Complicated Grief Treatment Bested Interpersonal Psychotherapy in the Elderly
the Psychiatry Advisor take:
Complicated grief treatment (CGT) is more effective than grief-focused interpersonal psychotherapy (IPT) in treating complicated grief (CG) in older adults, according to results of a clinical trial published in JAMA Psychiatry.
CG occurs most often in elderly people and can be a debilitating condition. However, no full-scale randomized clinical trial has studied CG in an older adult population.
Noting this gap, researchers enrolled 151 participants aged 50 years or older with scores of at least 30 on the Inventory of Complicated Grief (ICG) in a randomized clinical trial. Patients were randomly assigned to receive either CGT or IPT, a treatment commonly effective in treating depression. Therapy consisted of weekly sessions over the course of 16 weeks, with ICG scores being collected before treatment and at 8, 12, 16, and 20 weeks.

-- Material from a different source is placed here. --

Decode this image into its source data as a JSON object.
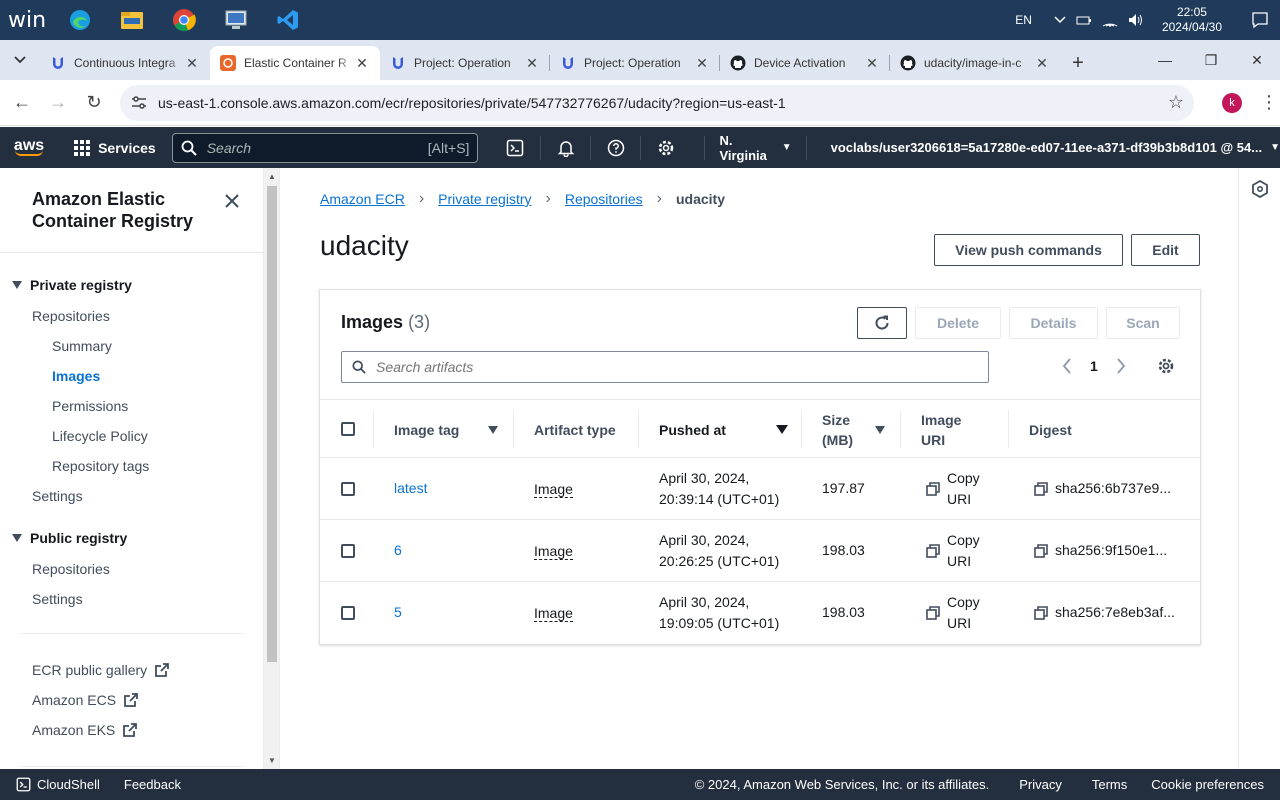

Both CGT and IPT improved CG symptoms in patients. However, the response rate for CGT was more than twice that of IPT. Additionally, CGT had a greater effect on illness severity, with only 22 participants in the CGT group experiencing at least moderate CG after 20 weeks compared with 41 in the IPT group.

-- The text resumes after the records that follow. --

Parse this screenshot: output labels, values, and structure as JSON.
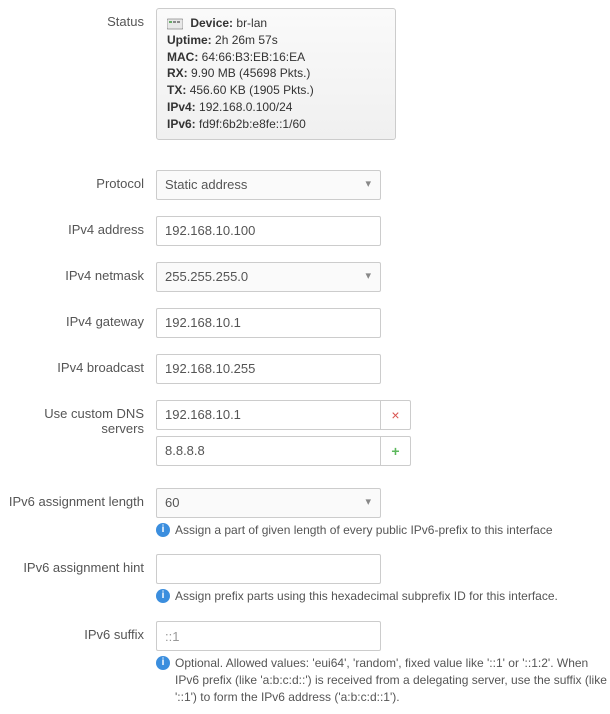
{
  "labels": {
    "status": "Status",
    "protocol": "Protocol",
    "ipv4_address": "IPv4 address",
    "ipv4_netmask": "IPv4 netmask",
    "ipv4_gateway": "IPv4 gateway",
    "ipv4_broadcast": "IPv4 broadcast",
    "custom_dns": "Use custom DNS servers",
    "ipv6_assign_len": "IPv6 assignment length",
    "ipv6_assign_hint": "IPv6 assignment hint",
    "ipv6_suffix": "IPv6 suffix"
  },
  "status": {
    "device_label": "Device:",
    "device": "br-lan",
    "uptime_label": "Uptime:",
    "uptime": "2h 26m 57s",
    "mac_label": "MAC:",
    "mac": "64:66:B3:EB:16:EA",
    "rx_label": "RX:",
    "rx": "9.90 MB (45698 Pkts.)",
    "tx_label": "TX:",
    "tx": "456.60 KB (1905 Pkts.)",
    "ipv4_label": "IPv4:",
    "ipv4": "192.168.0.100/24",
    "ipv6_label": "IPv6:",
    "ipv6": "fd9f:6b2b:e8fe::1/60"
  },
  "protocol": {
    "value": "Static address"
  },
  "ipv4_address": {
    "value": "192.168.10.100"
  },
  "ipv4_netmask": {
    "value": "255.255.255.0"
  },
  "ipv4_gateway": {
    "value": "192.168.10.1"
  },
  "ipv4_broadcast": {
    "value": "192.168.10.255"
  },
  "dns": {
    "entry1": "192.168.10.1",
    "entry2": "8.8.8.8"
  },
  "ipv6_assign_len": {
    "value": "60",
    "hint": "Assign a part of given length of every public IPv6-prefix to this interface"
  },
  "ipv6_assign_hint": {
    "hint": "Assign prefix parts using this hexadecimal subprefix ID for this interface."
  },
  "ipv6_suffix": {
    "placeholder": "::1",
    "hint": "Optional. Allowed values: 'eui64', 'random', fixed value like '::1' or '::1:2'. When IPv6 prefix (like 'a:b:c:d::') is received from a delegating server, use the suffix (like '::1') to form the IPv6 address ('a:b:c:d::1')."
  },
  "icons": {
    "info": "i"
  }
}
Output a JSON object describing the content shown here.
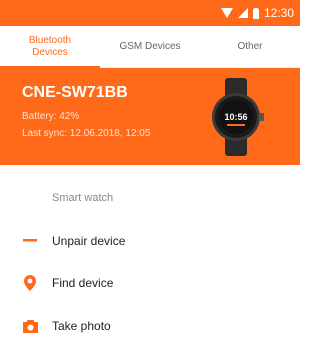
{
  "status_bar": {
    "time": "12:30"
  },
  "tabs": [
    {
      "label": "Bluetooth Devices",
      "active": true
    },
    {
      "label": "GSM Devices",
      "active": false
    },
    {
      "label": "Other",
      "active": false
    }
  ],
  "device": {
    "name": "CNE-SW71BB",
    "battery": "Battery: 42%",
    "last_sync": "Last sync: 12.06.2018, 12:05",
    "watch_time": "10:56"
  },
  "section": {
    "label": "Smart watch"
  },
  "menu": [
    {
      "label": "Unpair device",
      "icon": "minus-icon"
    },
    {
      "label": "Find device",
      "icon": "location-pin-icon"
    },
    {
      "label": "Take photo",
      "icon": "camera-icon"
    }
  ],
  "colors": {
    "accent": "#ff6a1a",
    "text": "#222222",
    "muted": "#888888"
  }
}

CGT also had a more rapid effect in decreasing symptoms, with CGT participants seeing an average weekly decrease in ICG score of 1.05 points compared with 0.75 points in the IPT group.
Since CGT is so much more effective than IPT in treating CG, these results strongly support the need for health care providers to distinguish CG from depression.
Complicated grief occurs most often in elderly people.